Ce louable projet est demeuré très discret. Même aux yeux des autorités fiscales, de l’aveu de son ex-actionnaire. «Les fonds venaient de l’étranger et étaient destinés à être investis à l’étranger. Je ne voyais pas la raison de déclarer cette entité en Suisse. Ce conseil, c’est la fiduciaire genevoise qui m’a vendu cette société qui me l’a donné. Nous ne nous étions du reste vus qu’une seule fois, à la gare de Genève-Cornavin en 2007.» Entre-temps, la fiduciaire, qui n’en était pas à son coup d’essai, a fermé ses portes.

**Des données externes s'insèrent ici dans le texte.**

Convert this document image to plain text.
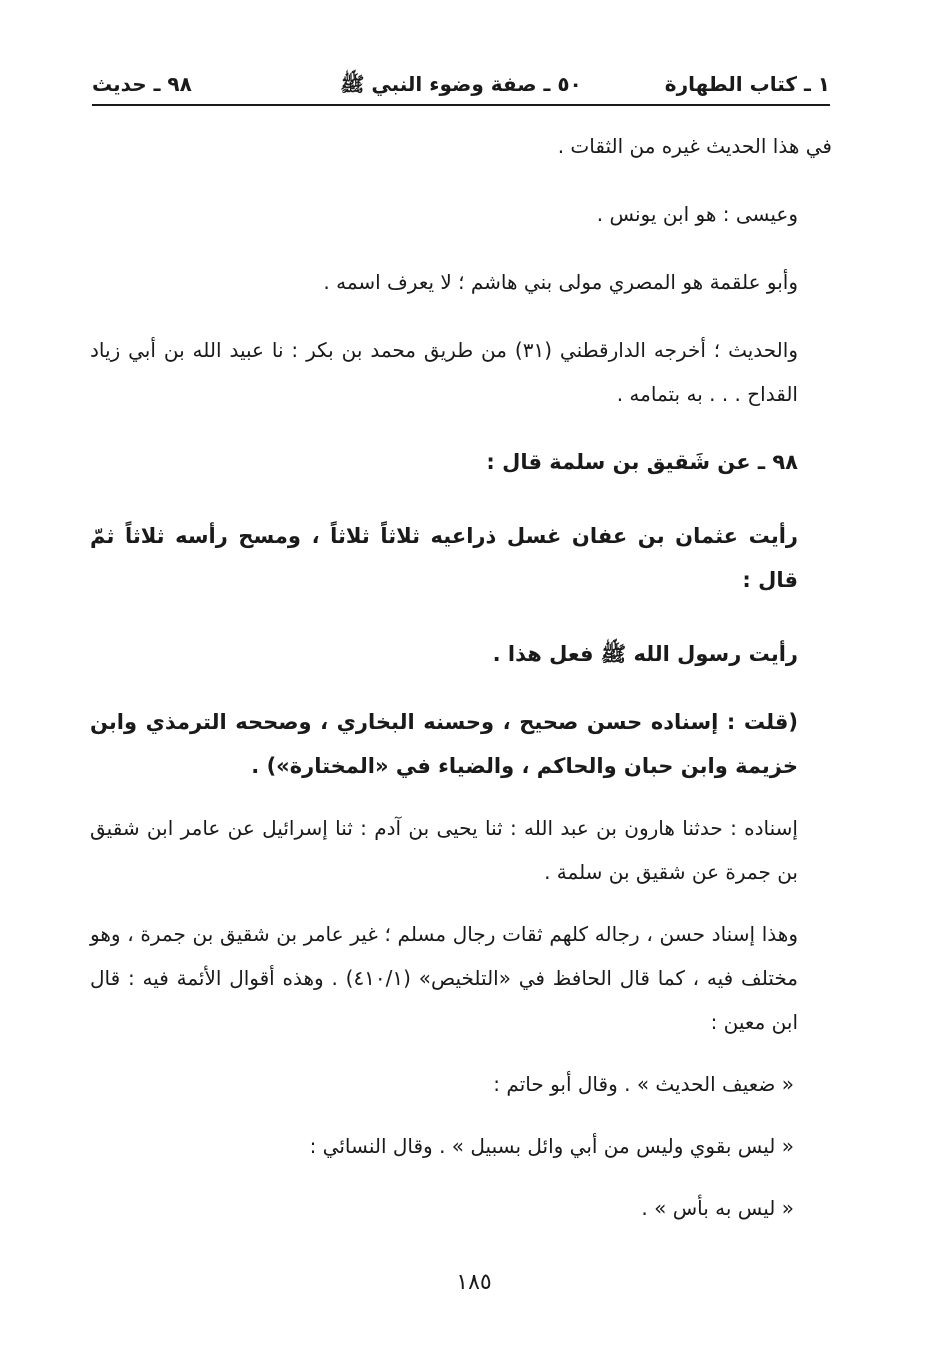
١ ـ كتاب الطهارة
٥٠ ـ صفة وضوء النبي ﷺ
٩٨ ـ حديث
في هذا الحديث غيره من الثقات .
وعيسى : هو ابن يونس .
وأبو علقمة هو المصري مولى بني هاشم ؛ لا يعرف اسمه .
والحديث ؛ أخرجه الدارقطني (٣١) من طريق محمد بن بكر : نا عبيد الله بن أبي زياد القداح . . . به بتمامه .
٩٨ ـ عن شَقيق بن سلمة قال :
رأيت عثمان بن عفان غسل ذراعيه ثلاثاً ثلاثاً ، ومسح رأسه ثلاثاً ثمّ قال :
رأيت رسول الله ﷺ فعل هذا .
(قلت : إسناده حسن صحيح ، وحسنه البخاري ، وصححه الترمذي وابن خزيمة وابن حبان والحاكم ، والضياء في «المختارة») .
إسناده : حدثنا هارون بن عبد الله : ثنا يحيى بن آدم : ثنا إسرائيل عن عامر ابن شقيق بن جمرة عن شقيق بن سلمة .
وهذا إسناد حسن ، رجاله كلهم ثقات رجال مسلم ؛ غير عامر بن شقيق بن جمرة ، وهو مختلف فيه ، كما قال الحافظ في «التلخيص» (٤١٠/١) . وهذه أقوال الأئمة فيه : قال ابن معين :
« ضعيف الحديث » . وقال أبو حاتم :
« ليس بقوي وليس من أبي وائل بسبيل » . وقال النسائي :
« ليس به بأس » .
١٨٥
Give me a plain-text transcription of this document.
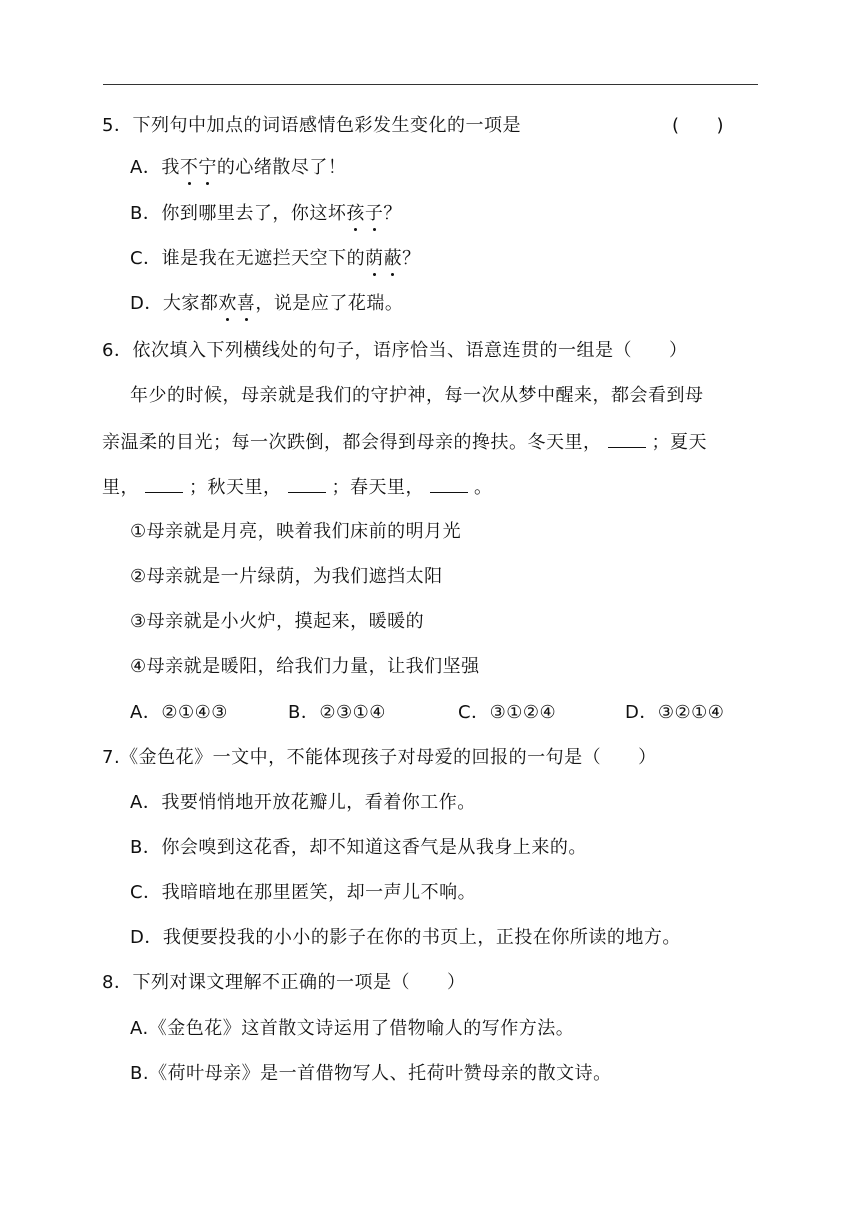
5．下列句中加点的词语感情色彩发生变化的一项是	(　　)
A．我不宁的心绪散尽了！
B．你到哪里去了，你这坏孩子？
C．谁是我在无遮拦天空下的荫蔽？
D．大家都欢喜，说是应了花瑞。
6．依次填入下列横线处的句子，语序恰当、语意连贯的一组是（　　）
年少的时候，母亲就是我们的守护神，每一次从梦中醒来，都会看到母
亲温柔的目光；每一次跌倒，都会得到母亲的搀扶。冬天里，	；夏天
里，	；秋天里，	；春天里，	。
①母亲就是月亮，映着我们床前的明月光
②母亲就是一片绿荫，为我们遮挡太阳
③母亲就是小火炉，摸起来，暖暖的
④母亲就是暖阳，给我们力量，让我们坚强
A．②①④③	B．②③①④	C．③①②④	D．③②①④
7.《金色花》一文中，不能体现孩子对母爱的回报的一句是（　　）
A．我要悄悄地开放花瓣儿，看着你工作。
B．你会嗅到这花香，却不知道这香气是从我身上来的。
C．我暗暗地在那里匿笑，却一声儿不响。
D．我便要投我的小小的影子在你的书页上，正投在你所读的地方。
8．下列对课文理解不正确的一项是（　　）
A.《金色花》这首散文诗运用了借物喻人的写作方法。
B.《荷叶母亲》是一首借物写人、托荷叶赞母亲的散文诗。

Tous les dirigeants de PME ne poursuivent pas des buts aussi honorables. Ainsi, l’avocat genevois et conseiller national UDC Yves Nidegger – qui précise ne jamais avoir créé de panaméenne – explique: «Un patron peut très facilement ouvrir une société offshore à laquelle il confère la propriété d’un brevet utilisé par son entreprise. Les royalties versées par celle-ci sortent de la comptabilité de l’entreprise, et il est impossible au fisc d’en identifier la destination finale. Le patron peut ainsi percevoir des revenus en dehors de toute connaissance du fisc.»

Chalets offshore

A Verbier, juste derrière la gare de départ de la télécabine de Savoleyres, se dressent quelques immeubles d’appartements de vacances. Là aussi, rien que de très banal dans cette station de réputation internationale, surtout dans ce quartier à proximité de l’un des principaux domaines skiables. Ce qui l’est peut-être moins, c’est cet appartement de l’immeuble nommé Chalet Nelly: il servait d’adresse jusqu’au 30 avril dernier à la détentrice new-yorkaise d’entités enregistrées aux îles Vierges britanniques. Etait-il une boîte aux lettres? L’agence immobilière chargée de ce logement indique qu’«il était loué jusqu’à une date récente, mais que son occupant est parti. Le propriétaire n’y réside pas.»

Petites mains

L’univers offshore n’est pas toujours aussi facile. Même si la qualité de vie du littoral neuchâtelois est excellente et la vue sur le lac enchanteresse, on ne s’attendrait pas, a priori, à débusquer la signataire d’une bonne demi-douzaine de panaméennes (jusqu’à date récente) dans un immeuble en bordure de la ligne de chemin de fer Yverdon-Neuchâtel. D’une voix légèrement chevrotante, l’intéressée se livre brièvement: «J’étais employée de banque. J’avais pour mission de m’occuper d’une certaine clientèle. Aujourd’hui, je suis retraitée. Je n’ai pas d’autre commentaire à faire.»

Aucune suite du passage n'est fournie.